件名: 縄文人の冬(お応え)
佐藤賢太郎様

“そんなおり再度奥会津書房の「縄文の響き」を開いてみた。さすが雪国の出版社奥会津書房では地元の角田伊一氏は奥会津では三内丸山のように定住生活していなかった。冬には縄文人はひとっこ一人住んでいなかった。豪雪の冬は暖地に移動し春になったら舞い戻ってきたのでないか。そうだとすれば現代人以上に優雅な生活をしていたのでないか、ため息をつくのは現代人なのかもしれない。と記していました”。

上記、角田伊一さんの記述ですが、到底受け容れ難い説です。

まず第一に、考古学的事実から言えることは、縄文時代全時期を通してある程度の生活領域を確保しつつ各地域に縄文人がまんべんなくいたという事実です。
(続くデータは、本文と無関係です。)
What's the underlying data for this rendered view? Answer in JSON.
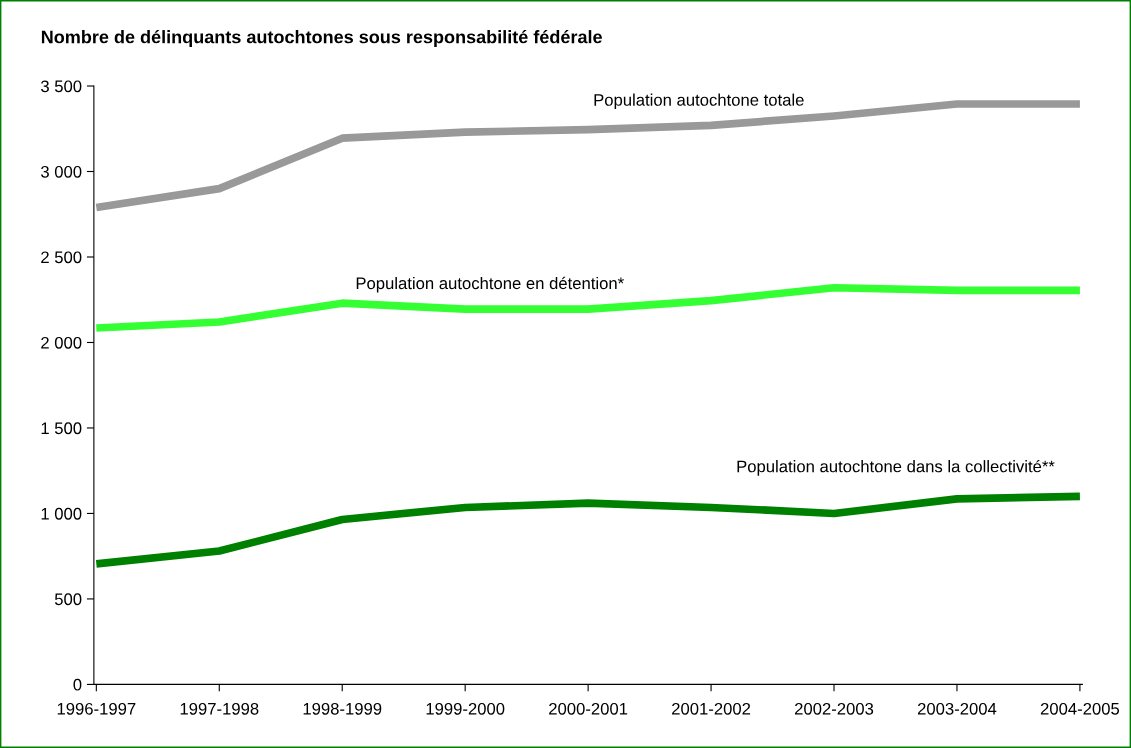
{
  "chart_data": {
    "type": "line",
    "title": "Nombre de délinquants autochtones sous responsabilité fédérale",
    "categories": [
      "1996-1997",
      "1997-1998",
      "1998-1999",
      "1999-2000",
      "2000-2001",
      "2001-2002",
      "2002-2003",
      "2003-2004",
      "2004-2005"
    ],
    "series": [
      {
        "name": "Population autochtone totale",
        "color": "#999999",
        "values": [
          2790,
          2900,
          3195,
          3230,
          3245,
          3270,
          3325,
          3395,
          3395
        ]
      },
      {
        "name": "Population autochtone en détention*",
        "color": "#33ff33",
        "values": [
          2085,
          2120,
          2230,
          2195,
          2195,
          2245,
          2320,
          2305,
          2305
        ]
      },
      {
        "name": "Population autochtone dans la collectivité**",
        "color": "#008000",
        "values": [
          705,
          780,
          965,
          1035,
          1060,
          1035,
          1000,
          1085,
          1100
        ]
      }
    ],
    "ylim": [
      0,
      3500
    ],
    "yticks": [
      0,
      {
        "value": 500,
        "label": "500"
      },
      {
        "value": 1000,
        "label": "1 000"
      },
      {
        "value": 1500,
        "label": "1 500"
      },
      {
        "value": 2000,
        "label": "2 000"
      },
      {
        "value": 2500,
        "label": "2 500"
      },
      {
        "value": 3000,
        "label": "3 000"
      },
      {
        "value": 3500,
        "label": "3 500"
      }
    ],
    "grid": false,
    "legend": false,
    "marker": "none",
    "line_style": "solid"
  }
}
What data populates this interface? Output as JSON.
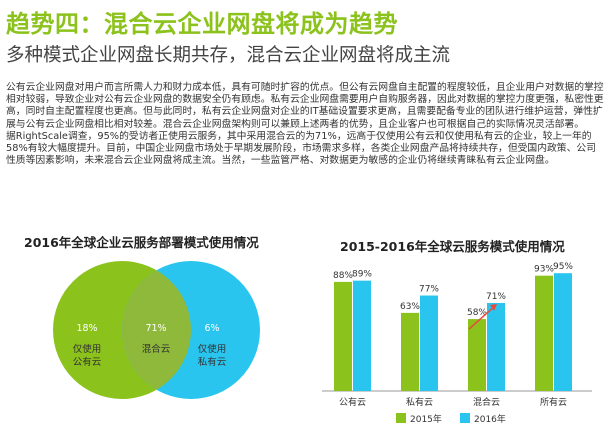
{
  "heading": {
    "title": "趋势四：混合云企业网盘将成为趋势",
    "subtitle": "多种模式企业网盘长期共存，混合云企业网盘将成主流"
  },
  "paragraphs": [
    "公有云企业网盘对用户而言所需人力和财力成本低，具有可随时扩容的优点。但公有云网盘自主配置的程度较低，且企业用户对数据的掌控相对较弱，导致企业对公有云企业网盘的数据安全仍有顾虑。私有云企业网盘需要用户自购服务器，因此对数据的掌控力度更强，私密性更高，同时自主配置程度也更高。但与此同时，私有云企业网盘对企业的IT基础设置要求更高，且需要配备专业的团队进行维护运营，弹性扩展与公有云企业网盘相比相对较差。混合云企业网盘架构则可以兼顾上述两者的优势，且企业客户也可根据自己的实际情况灵活部署。",
    "据RightScale调查，95%的受访者正使用云服务，其中采用混合云的为71%，远高于仅使用公有云和仅使用私有云的企业，较上一年的58%有较大幅度提升。目前，中国企业网盘市场处于早期发展阶段，市场需求多样，各类企业网盘产品将持续共存，但受国内政策、公司性质等因素影响，未来混合云企业网盘将成主流。当然，一些监管严格、对数据更为敏感的企业仍将继续青睐私有云企业网盘。"
  ],
  "venn": {
    "title": "2016年全球企业云服务部署模式使用情况",
    "left": {
      "value": "18%",
      "label_line1": "仅使用",
      "label_line2": "公有云",
      "color": "#8cc21c"
    },
    "center": {
      "value": "71%",
      "label": "混合云"
    },
    "right": {
      "value": "6%",
      "label_line1": "仅使用",
      "label_line2": "私有云",
      "color": "#29c5ef"
    }
  },
  "bar_chart": {
    "title": "2015-2016年全球云服务模式使用情况"
  },
  "chart_data": {
    "type": "bar",
    "title": "2015-2016年全球云服务模式使用情况",
    "categories": [
      "公有云",
      "私有云",
      "混合云",
      "所有云"
    ],
    "series": [
      {
        "name": "2015年",
        "values": [
          88,
          63,
          58,
          93
        ],
        "labels": [
          "88%",
          "63%",
          "58%",
          "93%"
        ],
        "color": "#8cc21c"
      },
      {
        "name": "2016年",
        "values": [
          89,
          77,
          71,
          95
        ],
        "labels": [
          "89%",
          "77%",
          "71%",
          "95%"
        ],
        "color": "#29c5ef"
      }
    ],
    "ylim": [
      0,
      100
    ],
    "grid": false,
    "legend": "bottom",
    "annotation": "red arrow from 混合云 2015年 to 2016年"
  }
}
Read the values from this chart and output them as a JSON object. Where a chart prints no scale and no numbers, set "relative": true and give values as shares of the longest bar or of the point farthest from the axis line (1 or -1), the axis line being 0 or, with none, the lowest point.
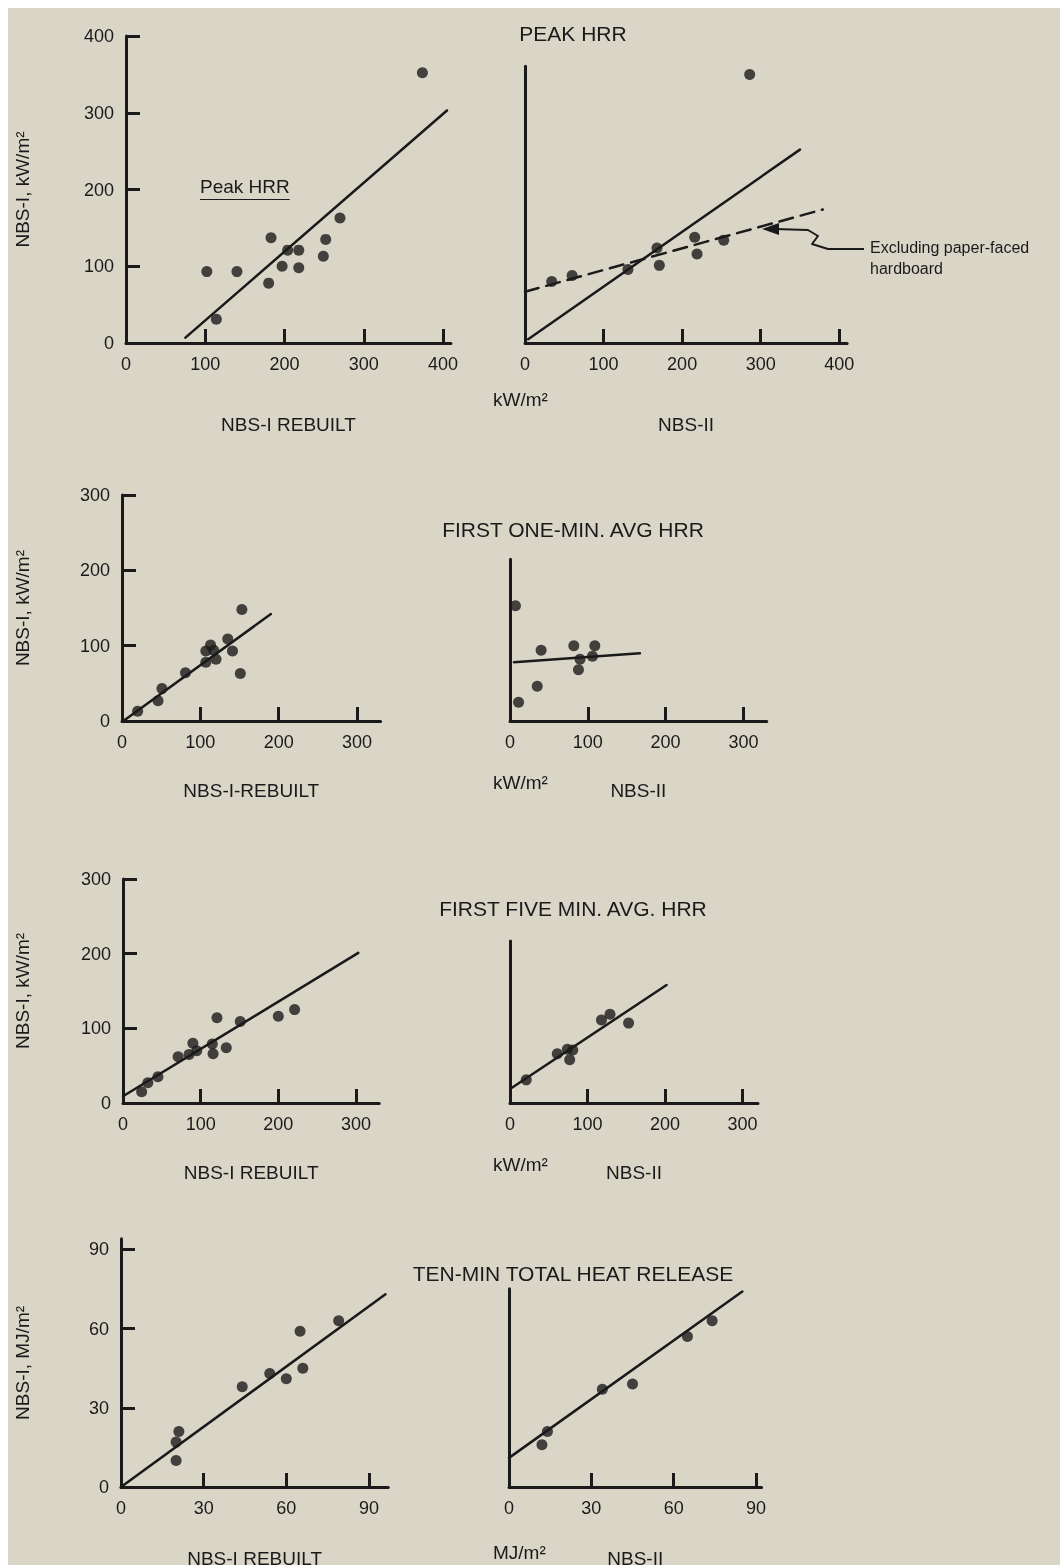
{
  "chart_data": [
    {
      "type": "scatter",
      "xlabel": "NBS-I REBUILT",
      "ylabel": "NBS-I, kW/m²",
      "annotations": [
        "Peak HRR"
      ],
      "xlim": [
        0,
        410
      ],
      "ylim": [
        0,
        400
      ],
      "xticks": [
        0,
        100,
        200,
        300,
        400
      ],
      "yticks": [
        0,
        100,
        200,
        300,
        400
      ],
      "marker": "circle",
      "series": [
        {
          "type": "scatter",
          "color": "#1a1a1a",
          "x": [
            102,
            114,
            140,
            180,
            183,
            197,
            204,
            218,
            218,
            249,
            252,
            270,
            374
          ],
          "values": [
            93,
            31,
            93,
            78,
            137,
            100,
            121,
            121,
            98,
            113,
            135,
            163,
            352
          ]
        },
        {
          "type": "line",
          "color": "#1a1a1a",
          "marker": "none",
          "line_style": "solid",
          "x": [
            75,
            405
          ],
          "values": [
            7,
            303
          ]
        }
      ]
    },
    {
      "type": "scatter",
      "title": "PEAK HRR",
      "xlabel": "NBS-II",
      "annotations": [
        "kW/m²",
        "Excluding paper-faced hardboard"
      ],
      "xlim": [
        0,
        410
      ],
      "xticks": [
        0,
        100,
        200,
        300,
        400
      ],
      "relative": true,
      "tick_labels": "x",
      "marker": "circle",
      "series": [
        {
          "type": "scatter",
          "color": "#1a1a1a",
          "x": [
            34,
            60,
            131,
            168,
            171,
            216,
            219,
            253,
            286
          ],
          "values": [
            0.229,
            0.251,
            0.274,
            0.354,
            0.289,
            0.394,
            0.331,
            0.383,
            1
          ]
        },
        {
          "type": "line",
          "color": "#1a1a1a",
          "marker": "none",
          "line_style": "solid",
          "x": [
            4,
            350
          ],
          "values": [
            0.014,
            0.72
          ]
        },
        {
          "type": "line",
          "color": "#1a1a1a",
          "marker": "none",
          "line_style": "dashed",
          "x": [
            0,
            379
          ],
          "values": [
            0.191,
            0.497
          ]
        }
      ]
    },
    {
      "type": "scatter",
      "xlabel": "NBS-I-REBUILT",
      "ylabel": "NBS-I, kW/m²",
      "xlim": [
        0,
        330
      ],
      "ylim": [
        0,
        300
      ],
      "xticks": [
        0,
        100,
        200,
        300
      ],
      "yticks": [
        0,
        100,
        200,
        300
      ],
      "marker": "circle",
      "series": [
        {
          "type": "scatter",
          "color": "#1a1a1a",
          "x": [
            20,
            46,
            51,
            81,
            107,
            107,
            113,
            117,
            120,
            135,
            141,
            151,
            153
          ],
          "values": [
            13,
            27,
            43,
            64,
            93,
            78,
            101,
            94,
            82,
            109,
            93,
            63,
            148
          ]
        },
        {
          "type": "line",
          "color": "#1a1a1a",
          "marker": "none",
          "line_style": "solid",
          "x": [
            3,
            190
          ],
          "values": [
            1,
            142
          ]
        }
      ]
    },
    {
      "type": "scatter",
      "title": "FIRST ONE-MIN. AVG HRR",
      "xlabel": "NBS-II",
      "annotations": [
        "kW/m²"
      ],
      "xlim": [
        0,
        330
      ],
      "xticks": [
        0,
        100,
        200,
        300
      ],
      "relative": true,
      "tick_labels": "x",
      "marker": "circle",
      "series": [
        {
          "type": "scatter",
          "color": "#1a1a1a",
          "x": [
            7,
            11,
            40,
            35,
            82,
            90,
            88,
            109,
            106
          ],
          "values": [
            1,
            0.163,
            0.614,
            0.301,
            0.654,
            0.536,
            0.444,
            0.654,
            0.562
          ]
        },
        {
          "type": "line",
          "color": "#1a1a1a",
          "marker": "none",
          "line_style": "solid",
          "x": [
            5,
            167
          ],
          "values": [
            0.51,
            0.588
          ]
        }
      ]
    },
    {
      "type": "scatter",
      "xlabel": "NBS-I REBUILT",
      "ylabel": "NBS-I, kW/m²",
      "xlim": [
        0,
        330
      ],
      "ylim": [
        0,
        300
      ],
      "xticks": [
        0,
        100,
        200,
        300
      ],
      "yticks": [
        0,
        100,
        200,
        300
      ],
      "marker": "circle",
      "series": [
        {
          "type": "scatter",
          "color": "#1a1a1a",
          "x": [
            24,
            32,
            45,
            71,
            85,
            90,
            95,
            115,
            116,
            121,
            133,
            151,
            200,
            221
          ],
          "values": [
            15,
            27,
            35,
            62,
            65,
            80,
            70,
            79,
            66,
            114,
            74,
            109,
            116,
            125
          ]
        },
        {
          "type": "line",
          "color": "#1a1a1a",
          "marker": "none",
          "line_style": "solid",
          "x": [
            0,
            303
          ],
          "values": [
            9,
            201
          ]
        }
      ]
    },
    {
      "type": "scatter",
      "title": "FIRST FIVE MIN. AVG. HRR",
      "xlabel": "NBS-II",
      "annotations": [
        "kW/m²"
      ],
      "xlim": [
        0,
        320
      ],
      "xticks": [
        0,
        100,
        200,
        300
      ],
      "relative": true,
      "tick_labels": "x",
      "marker": "circle",
      "series": [
        {
          "type": "scatter",
          "color": "#1a1a1a",
          "x": [
            21,
            61,
            74,
            81,
            77,
            118,
            129,
            153
          ],
          "values": [
            0.196,
            0.418,
            0.456,
            0.449,
            0.367,
            0.703,
            0.753,
            0.677
          ]
        },
        {
          "type": "line",
          "color": "#1a1a1a",
          "marker": "none",
          "line_style": "solid",
          "x": [
            2,
            202
          ],
          "values": [
            0.127,
            1
          ]
        }
      ]
    },
    {
      "type": "scatter",
      "xlabel": "NBS-I REBUILT",
      "ylabel": "NBS-I, MJ/m²",
      "xlim": [
        0,
        97
      ],
      "ylim": [
        0,
        94
      ],
      "xticks": [
        0,
        30,
        60,
        90
      ],
      "yticks": [
        0,
        30,
        60,
        90
      ],
      "marker": "circle",
      "series": [
        {
          "type": "scatter",
          "color": "#1a1a1a",
          "x": [
            20,
            20,
            21,
            44,
            54,
            60,
            65,
            66,
            79
          ],
          "values": [
            10,
            17,
            21,
            38,
            43,
            41,
            59,
            45,
            63
          ]
        },
        {
          "type": "line",
          "color": "#1a1a1a",
          "marker": "none",
          "line_style": "solid",
          "x": [
            0,
            96
          ],
          "values": [
            0,
            73
          ]
        }
      ]
    },
    {
      "type": "scatter",
      "title": "TEN-MIN TOTAL HEAT RELEASE",
      "xlabel": "NBS-II",
      "annotations": [
        "MJ/m²"
      ],
      "xlim": [
        0,
        92
      ],
      "xticks": [
        0,
        30,
        60,
        90
      ],
      "relative": true,
      "tick_labels": "x",
      "marker": "circle",
      "series": [
        {
          "type": "scatter",
          "color": "#1a1a1a",
          "x": [
            12,
            14,
            34,
            45,
            65,
            74
          ],
          "values": [
            0.216,
            0.284,
            0.5,
            0.527,
            0.77,
            0.851
          ]
        },
        {
          "type": "line",
          "color": "#1a1a1a",
          "marker": "none",
          "line_style": "solid",
          "x": [
            0,
            85
          ],
          "values": [
            0.149,
            1
          ]
        }
      ]
    }
  ]
}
同時期の遺跡は10〜20kmを隔てれば必ず存在します。つまり隣村です。そしてそれぞれが食料を確保する領域をもっているのです。その領域を勝手に侵すことはありえません。勝手に侵せば争いが生じるからです。1万年の間争いを行わなかった所以はここにあるのです。余所の領域を侵さないという掟こそが最も縄文社会を維持させた根本原理であったでしょう。
 
しかしながら、その領域内での季節的移動は専門的に議論されている問題です。
ある季節に限って大量に食料が獲得される状況では、食料獲得に有利な場所に移動することがあり得るからです。例えばサケやマス漁を行う場合や海で大量の貝を採集し、加工する場合です。しかし、これらの作業もその地域の特権ですし、獲得した食料や加工品(干し貝など)は重要な交易材ですから、必要な労働力を近距離から集める以外(周辺のいくつかのムラが共同で作業を行うということはあるでしょう)、数10kmを隔てた遠距離の人々が参加するということはありません。
 
なぜそんなことが言えるのかというと、もし数10km離れた場所に季節毎に移動した
とすれば、同じ生活用具が見つかるはずだからです。最も個人や集団の癖が表れるのが土器です。同一人や同一集団が場所を異にして土器を作り、使ったならば、極めて似た特徴の土器がそれぞれの場所から出るはずなのです。ところが、このような事実はありません。
10km離れれば確実に別な個性を有する土器が同じ時期に作られ
使われているのです。明らかに同一の集団が使った土器であれば私たち研究者が見落とすはずはありません。そんな事実は日本全国どこを探しても無いのです。
 
三島町の佐渡畑遺跡の縄文人がどこに移動すれば雪から逃れて暖かい地を得ら
れるのでしょうか?会津はどこもかしこも雪だらけです。それなら、いわきですか?関東ですか?もっと暖かな紀伊半島にでも移動したのでしょうか?土器やその他の生活用具を見ればそんなことが絶対ありえないことがわかります。
 
秋に蓄えた木の実は半端な量ではありません。冬を乗り越えるだけの確実な量を
蓄えるのです。もし移動するなら、それをどうやって運ぶのでしょうか?それとも食料確保が不確実であろうと暖かであればいいと言うのでしょうか?
 
雪が多いからこそ落葉広葉樹が繁茂し、多くの植物質食料が得られるのです。だか
らこそ太平洋側ではなく、雪の多い地域に縄文文化が発達するのです。雪の多さは次期の実りを約束してくれる証なのです。更に猟を行うのも冬が主です。動物の行動を把握しやすいのと動きが鈍るためでしょう。これは現代まで続くマタギの習俗が参考になります。
 
縄文人は確実に雪に立ち向かっています。だからこそ春の「再生」をこの上なく期待
し、喜び、精神生活の柱に据えるのだと思います。